Millones de personas viven el Mundial de Fútbol con pasión, pero la intensidad emocional que generan los partidos también puede tener consecuencias para la salud cardiovascular. Especialistas señalan que el estrés asociado a este tipo de competencias puede provocar respuestas fisiológicas transitorias capaces de aumentar el riesgo de eventos cardíacos en personas predispuestas.
El cardiólogo Mariano Cavallo explicó que distintas investigaciones internacionales encontraron una relación entre los encuentros de alta carga emocional y un incremento de las consultas por emergencias cardiovasculares. Una revisión científica publicada en la revista Vascular Health and Risk Management concluyó que este tipo de partidos puede actuar como desencadenante de eventos cardiovasculares agudos.
Entre los antecedentes analizados, durante el Mundial de Alemania 2006 la incidencia de emergencias cardiovasculares fue 2,66 veces superior durante los partidos de la selección local respecto de períodos comparables. Además, tras la eliminación de Inglaterra por penales frente a Argentina en Francia 1998, las internaciones por infarto agudo de miocardio aumentaron un 25% entre el día del encuentro y las 48 horas posteriores.

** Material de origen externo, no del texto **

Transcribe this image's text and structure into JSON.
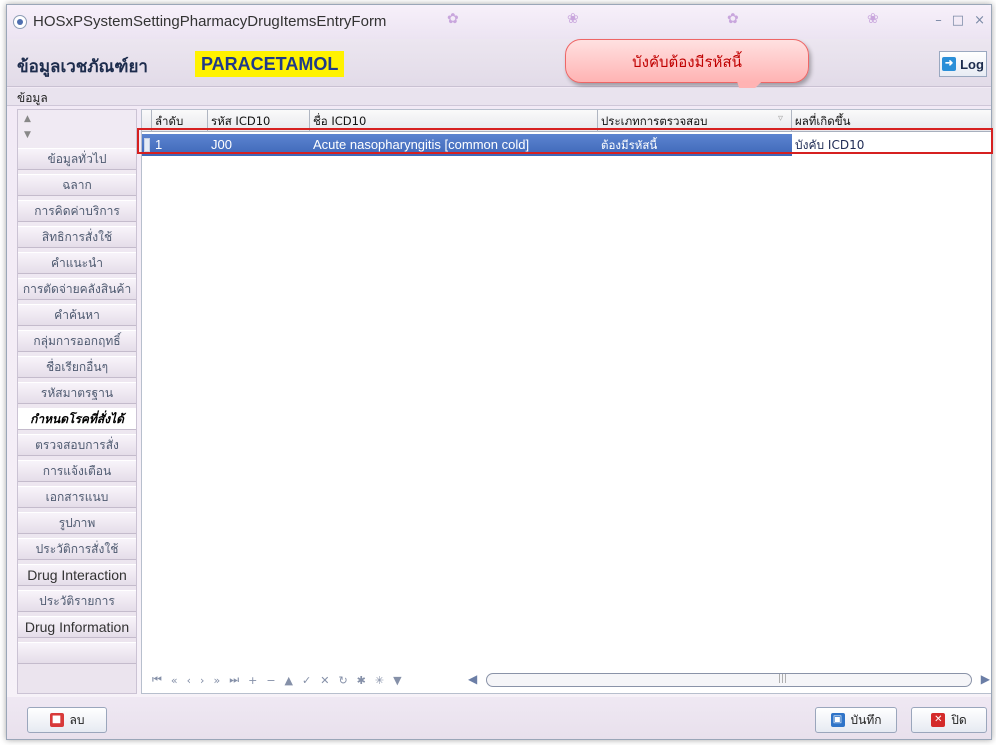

Los especialistas explican que el estrés intenso provoca la liberación de adrenalina y otras hormonas que elevan la frecuencia cardíaca y la presión arterial, además de favorecer la aparición de arritmias y coágulos. En personas con enfermedad coronaria o múltiples factores de riesgo, esta respuesta puede ser suficiente para precipitar un episodio cardiovascular.

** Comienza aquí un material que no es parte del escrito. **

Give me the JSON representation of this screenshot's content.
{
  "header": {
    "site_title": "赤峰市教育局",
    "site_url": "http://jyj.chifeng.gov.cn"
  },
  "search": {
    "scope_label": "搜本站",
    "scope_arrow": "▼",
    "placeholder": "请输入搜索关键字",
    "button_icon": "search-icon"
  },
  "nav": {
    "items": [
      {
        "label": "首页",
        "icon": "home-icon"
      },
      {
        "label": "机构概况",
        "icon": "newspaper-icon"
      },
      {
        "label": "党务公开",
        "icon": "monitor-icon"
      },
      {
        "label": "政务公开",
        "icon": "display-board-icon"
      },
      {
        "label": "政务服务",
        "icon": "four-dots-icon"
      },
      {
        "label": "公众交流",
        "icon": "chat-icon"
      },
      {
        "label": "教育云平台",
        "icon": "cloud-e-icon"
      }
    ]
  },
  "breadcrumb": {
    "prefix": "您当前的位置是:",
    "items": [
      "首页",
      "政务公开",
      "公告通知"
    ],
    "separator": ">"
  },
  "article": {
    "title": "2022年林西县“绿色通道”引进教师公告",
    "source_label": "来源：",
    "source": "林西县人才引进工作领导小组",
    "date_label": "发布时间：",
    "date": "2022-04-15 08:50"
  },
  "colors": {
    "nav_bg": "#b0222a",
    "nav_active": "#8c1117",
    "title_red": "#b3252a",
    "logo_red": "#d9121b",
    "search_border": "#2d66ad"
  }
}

También advierten que durante los partidos decisivos suelen combinarse otros factores que incrementan el riesgo, como el consumo excesivo de alcohol, el tabaquismo, las comidas abundantes, la falta de sueño y el sedentarismo. Por ello, recomiendan que quienes padecen enfermedades cardiovasculares, hipertensión, diabetes o colesterol elevado mantengan sus tratamientos, eviten los excesos y consulten de inmediato ante síntomas como dolor en el pecho, falta de aire, palpitaciones o mareos.